BrainStorm Threat Defense phishing templates will be sent as part of a Campaign.
Campaigns consist of:
- Email to be sent as part of the campaign
- Landing Page user is directed to in the email
- Feedback Page user is directed to if “phished”
- Sending Profile
- Domain used for the Landing Page and Feedback Page (generated by BrainStorm)
- Target Audience for the respective campaign (Groups)
- Date to Start the campaign
- Date to Complete the campaign
- Type of automatic Trigger
- Add to Group action of automatic Trigger
BrainStorm will provide preconfigured Campaigns that should be duplicated and modified prior to use, which is BrainStorm's best practice.
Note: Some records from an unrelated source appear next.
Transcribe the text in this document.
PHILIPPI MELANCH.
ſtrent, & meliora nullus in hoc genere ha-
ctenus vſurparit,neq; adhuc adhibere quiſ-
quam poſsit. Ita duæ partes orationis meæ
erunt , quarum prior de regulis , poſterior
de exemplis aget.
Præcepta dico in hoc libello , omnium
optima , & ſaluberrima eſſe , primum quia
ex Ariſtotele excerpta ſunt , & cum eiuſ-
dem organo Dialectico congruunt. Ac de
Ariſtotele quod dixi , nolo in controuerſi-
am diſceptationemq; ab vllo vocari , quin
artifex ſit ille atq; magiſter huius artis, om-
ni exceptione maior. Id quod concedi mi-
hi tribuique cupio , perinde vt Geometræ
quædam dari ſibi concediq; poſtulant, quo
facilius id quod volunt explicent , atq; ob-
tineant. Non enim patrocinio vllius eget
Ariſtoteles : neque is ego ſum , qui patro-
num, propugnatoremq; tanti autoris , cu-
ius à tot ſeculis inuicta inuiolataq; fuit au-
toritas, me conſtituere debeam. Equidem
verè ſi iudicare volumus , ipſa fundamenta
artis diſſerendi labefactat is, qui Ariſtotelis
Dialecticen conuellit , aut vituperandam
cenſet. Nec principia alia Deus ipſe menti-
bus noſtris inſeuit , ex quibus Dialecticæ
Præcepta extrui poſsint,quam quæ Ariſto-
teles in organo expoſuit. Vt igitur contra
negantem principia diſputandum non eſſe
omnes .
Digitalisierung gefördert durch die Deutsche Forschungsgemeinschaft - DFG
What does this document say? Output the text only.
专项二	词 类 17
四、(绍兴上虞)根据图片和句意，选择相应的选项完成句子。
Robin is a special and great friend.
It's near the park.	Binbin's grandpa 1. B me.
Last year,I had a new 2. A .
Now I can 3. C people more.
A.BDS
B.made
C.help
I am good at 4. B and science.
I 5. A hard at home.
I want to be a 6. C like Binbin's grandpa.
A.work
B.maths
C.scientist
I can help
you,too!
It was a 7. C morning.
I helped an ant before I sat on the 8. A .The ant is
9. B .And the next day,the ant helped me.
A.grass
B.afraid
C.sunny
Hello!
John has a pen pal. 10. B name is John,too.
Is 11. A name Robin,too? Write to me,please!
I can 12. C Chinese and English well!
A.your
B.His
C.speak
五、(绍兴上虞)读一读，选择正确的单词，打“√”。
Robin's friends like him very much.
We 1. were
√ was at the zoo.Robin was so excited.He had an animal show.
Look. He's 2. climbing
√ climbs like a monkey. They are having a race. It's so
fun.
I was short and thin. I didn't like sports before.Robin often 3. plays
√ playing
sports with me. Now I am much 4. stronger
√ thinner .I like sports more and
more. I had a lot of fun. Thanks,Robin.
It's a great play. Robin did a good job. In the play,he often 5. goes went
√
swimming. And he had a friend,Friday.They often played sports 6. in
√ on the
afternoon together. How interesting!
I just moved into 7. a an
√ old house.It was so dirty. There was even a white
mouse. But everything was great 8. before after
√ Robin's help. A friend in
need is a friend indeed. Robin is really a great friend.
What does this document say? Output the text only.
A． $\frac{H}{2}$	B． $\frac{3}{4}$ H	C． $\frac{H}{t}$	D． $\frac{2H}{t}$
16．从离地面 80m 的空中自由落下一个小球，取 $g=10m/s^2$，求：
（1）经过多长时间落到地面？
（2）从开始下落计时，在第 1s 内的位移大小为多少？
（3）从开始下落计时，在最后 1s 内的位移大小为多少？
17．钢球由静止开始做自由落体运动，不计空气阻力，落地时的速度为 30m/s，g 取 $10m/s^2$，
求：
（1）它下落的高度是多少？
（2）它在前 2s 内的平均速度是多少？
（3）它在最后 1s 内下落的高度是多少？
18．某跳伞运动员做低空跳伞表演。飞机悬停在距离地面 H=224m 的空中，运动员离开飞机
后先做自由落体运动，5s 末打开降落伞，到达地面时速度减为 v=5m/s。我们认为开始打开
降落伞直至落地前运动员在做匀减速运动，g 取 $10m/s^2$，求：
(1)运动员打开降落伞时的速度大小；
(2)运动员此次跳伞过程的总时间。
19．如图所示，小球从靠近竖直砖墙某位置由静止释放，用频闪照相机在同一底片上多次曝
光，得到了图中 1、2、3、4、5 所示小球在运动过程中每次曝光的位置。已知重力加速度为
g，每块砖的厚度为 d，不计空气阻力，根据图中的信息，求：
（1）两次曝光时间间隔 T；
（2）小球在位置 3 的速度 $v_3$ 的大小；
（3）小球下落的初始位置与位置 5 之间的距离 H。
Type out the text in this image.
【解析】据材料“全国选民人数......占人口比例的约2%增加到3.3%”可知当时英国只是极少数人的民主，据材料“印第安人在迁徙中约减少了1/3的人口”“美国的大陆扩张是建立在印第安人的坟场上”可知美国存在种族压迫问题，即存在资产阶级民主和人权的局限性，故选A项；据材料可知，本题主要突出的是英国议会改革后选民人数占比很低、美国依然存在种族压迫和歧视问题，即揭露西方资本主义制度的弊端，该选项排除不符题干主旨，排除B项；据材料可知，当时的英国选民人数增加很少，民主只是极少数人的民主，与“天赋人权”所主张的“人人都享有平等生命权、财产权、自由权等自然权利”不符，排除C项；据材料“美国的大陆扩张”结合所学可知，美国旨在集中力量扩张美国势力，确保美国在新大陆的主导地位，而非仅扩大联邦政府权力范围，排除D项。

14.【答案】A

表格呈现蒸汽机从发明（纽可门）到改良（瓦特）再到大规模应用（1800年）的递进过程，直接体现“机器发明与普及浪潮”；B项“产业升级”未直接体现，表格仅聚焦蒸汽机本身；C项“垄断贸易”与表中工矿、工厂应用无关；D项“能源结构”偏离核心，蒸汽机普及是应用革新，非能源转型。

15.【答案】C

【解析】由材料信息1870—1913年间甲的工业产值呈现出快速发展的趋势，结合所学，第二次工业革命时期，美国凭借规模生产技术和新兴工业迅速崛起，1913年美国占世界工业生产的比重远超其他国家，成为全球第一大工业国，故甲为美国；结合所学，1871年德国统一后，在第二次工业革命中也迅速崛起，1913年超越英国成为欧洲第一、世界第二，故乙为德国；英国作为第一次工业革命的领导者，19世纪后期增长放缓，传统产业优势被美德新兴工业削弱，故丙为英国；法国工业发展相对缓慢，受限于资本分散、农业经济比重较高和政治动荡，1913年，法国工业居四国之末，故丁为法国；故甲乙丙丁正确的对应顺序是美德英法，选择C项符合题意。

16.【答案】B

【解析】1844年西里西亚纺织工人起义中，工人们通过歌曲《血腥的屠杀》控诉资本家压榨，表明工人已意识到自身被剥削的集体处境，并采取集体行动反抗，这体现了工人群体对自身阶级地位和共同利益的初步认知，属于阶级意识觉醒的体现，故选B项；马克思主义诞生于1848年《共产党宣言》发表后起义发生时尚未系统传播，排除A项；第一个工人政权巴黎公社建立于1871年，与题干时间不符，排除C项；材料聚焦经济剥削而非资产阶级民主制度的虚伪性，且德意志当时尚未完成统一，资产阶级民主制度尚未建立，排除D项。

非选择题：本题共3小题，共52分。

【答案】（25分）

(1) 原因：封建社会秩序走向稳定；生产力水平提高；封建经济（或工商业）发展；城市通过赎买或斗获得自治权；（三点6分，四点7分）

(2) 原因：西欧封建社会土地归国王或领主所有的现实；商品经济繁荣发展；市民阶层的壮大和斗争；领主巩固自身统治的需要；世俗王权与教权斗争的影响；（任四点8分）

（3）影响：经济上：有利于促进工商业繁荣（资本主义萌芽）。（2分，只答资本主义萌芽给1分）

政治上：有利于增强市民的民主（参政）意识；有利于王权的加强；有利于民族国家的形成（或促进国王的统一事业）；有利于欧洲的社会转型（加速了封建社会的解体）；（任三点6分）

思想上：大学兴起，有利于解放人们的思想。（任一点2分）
This document outlines how to modify an existing campaign. To learn how to create your own campaign, see Create a Threat Defense Campaign.
- Click Campaigns > Simulated Phishing > Campaigns in the Admin Portal
- Check the checkbox to the left of the Campaign in question
- Click Duplicate from the Action Bar
- Click OK to proceed
- Modify the Campaign Name
- Leave the Type, Email Template, Landing Page, and Feedback Page as they are (they are preconfigured by BrainStorm)
- Select the desired Domain from the Domain pulldown menu
NOTE: These Domains are generated by BrainStorm and will be used for the Landing and Feedback pages. In general, there will be a separate subdomain specific to each default campaign (e.g. Microsoft, LinkedIn, etc.).
- Leave Direct Send (Recommended) selected as the Send Method
If you change the Send Method to SMTP Account, you will be required to select a corresponding Sending Profile. Steps 9-11 only apply when using the Direct Send method.
- Leave the Sender Name and Sender Email as they are (they are preconfigured by BrainStorm to match the individual campaign)
- For the Target Audience, use Type Assist or click Browse
- Type Assist - enter a minimum of three (3) characters to be presented with options matching what you typed
- Browse - find and select the desired Group
NOTE: It is BrainStorm’s best practice that you initially send each Campaign to a test Group to thoroughly validate all steps.
- Select the desired Time Zone for this campaign from the Time Zone pulldown menu
You will not be able to change the Time Zone or set a Start or Send By Date until you have selected a Target Audience. The selected time zone will determine when the campaign actually starts.
- Choose a Date and Time to start sending Campaign emails in the Start Date field
- Choose a Date and Time by which to have all Campaign emails sent in the Send By Date field
NOTE: To avoid sending issues, emails will be distributed between the Start and Send By date. The Send By Date will pre-populate with the estimated time needed to safely send to all targeted, but you can extend as desired. You should not, however, change the date/time to anything earlier than the default.
- In the Automatically add user to group based on trigger section, choose a Trigger Type from the Type pulldown menu
- Choose a Group from the Add to pulldown
NOTE: These settings will automatically add users to the designated Group which can be assigned additional security training. For example, you can add any user who submitted data during the Microsoft Password Reset Phishing Campaign to a Group that has the Recognizing Phishing – Expired Passwords Skill Path assigned. This Group is different that the Group used in the Target Audience.
- Check Notify users when added if you want your users to receive an email when automatically added to this group. Leave unchecked for no notification.
- Click the ACTION plus(+) sign to add an additional Trigger Type
: If you do not click the ACTION plus (+) sign users will NOT be added to the Group when they select the trigger
- Click Save Changes in the Action Bar
The Campaign will move from Draft to In Progress on the Start Date/Time.